EDITORIAL: What to do with offender?

This month, a small neighbourhood in Bradner got a new resident – a very unwelcome one.

This month, a small neighbourhood in Bradner got a new resident – a very unwelcome one.

James Conway, a convicted sex offender, had just moved from Delta, and police issued a public warning that he was now in Abbotsford.

It’s easy and entirely understandable that many people simply say, “Not here!”

But if not here, then where?

No community wants a sex offender in its midst, particularly one that has a history of targeting children, and especially one who has previously breached his court-ordered conditions.

So, what to do with these individuals?

Certainly, changes in the justice and corrections system are badly needed.

The widespread concern among locals reveals a lack of confidence in the way our system handles such offenders – and for good reason.

Conway’s repeated violations of the conditions of his release call into question the efficacy of penalties for those who break the rules imposed on them when they are permitted to live in the community.

Twice in the space of a year, Conway breached his conditions.
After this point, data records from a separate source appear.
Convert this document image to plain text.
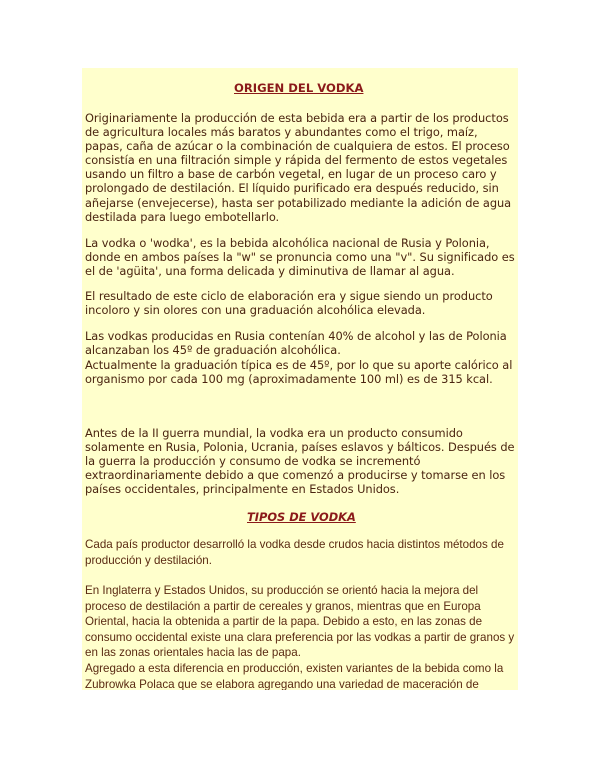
ORIGEN DEL VODKA

Originariamente la producción de esta bebida era a partir de los productos de agricultura locales más baratos y abundantes como el trigo, maíz, papas, caña de azúcar o la combinación de cualquiera de estos. El proceso consistía en una filtración simple y rápida del fermento de estos vegetales usando un filtro a base de carbón vegetal, en lugar de un proceso caro y prolongado de destilación. El líquido purificado era después reducido, sin añejarse (envejecerse), hasta ser potabilizado mediante la adición de agua destilada para luego embotellarlo.

La vodka o 'wodka', es la bebida alcohólica nacional de Rusia y Polonia, donde en ambos países la "w" se pronuncia como una "v". Su significado es el de 'agüita', una forma delicada y diminutiva de llamar al agua.

El resultado de este ciclo de elaboración era y sigue siendo un producto incoloro y sin olores con una graduación alcohólica elevada.

Las vodkas producidas en Rusia contenían 40% de alcohol y las de Polonia alcanzaban los 45º de graduación alcohólica.

Actualmente la graduación típica es de 45º, por lo que su aporte calórico al organismo por cada 100 mg (aproximadamente 100 ml) es de 315 kcal.

Antes de la II guerra mundial, la vodka era un producto consumido solamente en Rusia, Polonia, Ucrania, países eslavos y bálticos. Después de la guerra la producción y consumo de vodka se incrementó extraordinariamente debido a que comenzó a producirse y tomarse en los países occidentales, principalmente en Estados Unidos.

TIPOS DE VODKA

Cada país productor desarrolló la vodka desde crudos hacia distintos métodos de producción y destilación.

En Inglaterra y Estados Unidos, su producción se orientó hacia la mejora del proceso de destilación a partir de cereales y granos, mientras que en Europa Oriental, hacia la obtenida a partir de la papa. Debido a esto, en las zonas de consumo occidental existe una clara preferencia por las vodkas a partir de granos y en las zonas orientales hacia las de papa.

Agregado a esta diferencia en producción, existen variantes de la bebida como la Zubrowka Polaca que se elabora agregando una variedad de maceración de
And yet, he is again out of prison. One does not have be a law-and-order type to see the reasons for extreme anxiety on the part of his new neighbours.

It’s somewhat reassuring to know that Conway will be under electronic monitoring and have to abide by strict conditions, including having to be accompanied by an approved adult when leaving his home.

But deeper thought needs to be given about the neighbourhoods sex offenders are allowed to move into. Some may feel that a rural area is a good place for such an individual. However, residents there rightly fear their children become higher profile targets, and there are fewer eyes to see trouble if it occurs.

The concept of reintegration into society needs to be examined. Clearly, this tenet of social engineering is not in sync with widespread public perception and opinion.